Brisbane bus driver Ross Belsham has been sacked after 5-year-old school girl Alyssa New fell asleep at the back of his coach last month, despite reports that a series of errors by school staff and Alyssa’s own parents also contributed to the incident.
Bus company Logan Coaches terminated Belsham’s contract on Tuesday, saying he failed to follow company procedure and that his actions caused distress to Alyssa and her family.
Belsham told Nine News he doesn’t think he’s been given a “fair run” and that he’s taken the fall for everyone involved in the incident. “I’ve lost my job and I don’t think I’ve had a fair run. That’s the end of my life, unless somebody out there wants to give me a job,” he told Nine News. He’ll now be forced to rely on the pension to take care of himself and his wife, who has health issues.
The incident sparked widespread debate at the time with contradicting stories from school stuff and Alyssa’s parents and questions over whether, at 5 years old, Alyssa was too young to be riding the bus alone. It’s believed Alyssa snuck onto the buss while Belsham was in the carpark collecting unaccompanied children.

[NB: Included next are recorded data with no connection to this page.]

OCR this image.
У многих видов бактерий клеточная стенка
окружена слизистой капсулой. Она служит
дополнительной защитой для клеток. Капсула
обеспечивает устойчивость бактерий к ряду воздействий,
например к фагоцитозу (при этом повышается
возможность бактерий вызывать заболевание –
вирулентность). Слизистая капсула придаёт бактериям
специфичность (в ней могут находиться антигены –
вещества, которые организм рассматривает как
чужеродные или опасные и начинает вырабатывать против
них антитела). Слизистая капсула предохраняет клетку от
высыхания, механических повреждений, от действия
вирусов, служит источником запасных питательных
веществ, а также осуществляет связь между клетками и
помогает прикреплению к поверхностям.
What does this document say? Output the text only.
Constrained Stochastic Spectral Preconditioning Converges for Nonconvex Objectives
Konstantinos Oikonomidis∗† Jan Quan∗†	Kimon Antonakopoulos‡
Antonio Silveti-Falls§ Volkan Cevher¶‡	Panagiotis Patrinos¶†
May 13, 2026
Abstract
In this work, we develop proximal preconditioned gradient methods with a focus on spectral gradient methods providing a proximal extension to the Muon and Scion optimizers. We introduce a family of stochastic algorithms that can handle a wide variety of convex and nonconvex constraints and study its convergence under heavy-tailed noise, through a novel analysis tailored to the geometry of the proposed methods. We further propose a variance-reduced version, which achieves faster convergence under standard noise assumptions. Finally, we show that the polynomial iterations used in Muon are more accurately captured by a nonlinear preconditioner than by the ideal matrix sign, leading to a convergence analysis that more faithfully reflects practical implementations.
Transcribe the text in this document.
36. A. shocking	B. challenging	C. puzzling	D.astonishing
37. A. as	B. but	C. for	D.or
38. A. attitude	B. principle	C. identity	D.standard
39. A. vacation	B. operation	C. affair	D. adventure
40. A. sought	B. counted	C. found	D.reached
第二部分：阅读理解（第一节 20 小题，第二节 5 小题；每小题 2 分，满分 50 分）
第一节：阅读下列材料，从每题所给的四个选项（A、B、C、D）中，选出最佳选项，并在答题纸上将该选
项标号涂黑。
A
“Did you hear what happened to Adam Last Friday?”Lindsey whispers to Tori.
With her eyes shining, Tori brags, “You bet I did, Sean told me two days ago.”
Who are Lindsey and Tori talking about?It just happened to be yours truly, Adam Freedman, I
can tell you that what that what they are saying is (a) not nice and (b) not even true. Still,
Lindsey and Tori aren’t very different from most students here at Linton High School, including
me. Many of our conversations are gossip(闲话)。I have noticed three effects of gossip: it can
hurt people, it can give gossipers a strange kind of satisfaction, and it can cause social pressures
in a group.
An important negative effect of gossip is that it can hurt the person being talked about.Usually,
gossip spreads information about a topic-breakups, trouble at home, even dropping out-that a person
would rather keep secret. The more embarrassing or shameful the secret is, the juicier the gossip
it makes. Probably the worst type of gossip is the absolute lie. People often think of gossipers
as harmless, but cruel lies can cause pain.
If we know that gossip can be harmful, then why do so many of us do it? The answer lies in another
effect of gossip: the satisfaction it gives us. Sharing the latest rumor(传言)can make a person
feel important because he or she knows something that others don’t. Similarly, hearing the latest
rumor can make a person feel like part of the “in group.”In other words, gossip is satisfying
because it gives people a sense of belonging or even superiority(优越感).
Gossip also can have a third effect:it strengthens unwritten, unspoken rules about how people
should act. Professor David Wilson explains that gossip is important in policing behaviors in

Belsham told Nine News there were no teachers on duty in the carpark that day, as is required by the school, and that he was forced to exit the bus to make sure the kids scheduled for transportation got on. When he got back on the bus with the four children, he had a quick look around, but didn’t see Alyssa curled up on the back seat.
Alyssa’s mother, Bobbie Langdon, claimed she reported her little girl missing after she failed to get off the bus at her usual stop after school. However, her father has contradicted Langdon’s story, saying she was never at the bus stop and it was in fact he who alerted police.
The little girl was found four hours later “petrified and crying, banging on the school bus doors to get out”, according to her mother. Langdon has since pulled Alyssa out of school and asked people to donate money so she could treat her daughter to a day at Dreamworld.
The bizarre case claims a series of unfortunate errors by a number of people, but Belsham is so far the only one to face consequences. He says his termination has cost him his livelihood and that he’s worried about how he and his 78-year-old wife will cope.
If Belsham is unable to get another job, he’ll be forced to rely on a government pension, which pays $609.30 each per fortnight for a couple. Last year a study by the Benevolent Society found that almost one third of Australians on the age pension are living in poverty. Anything below a fortnightly income of $851 is considered below the poverty line.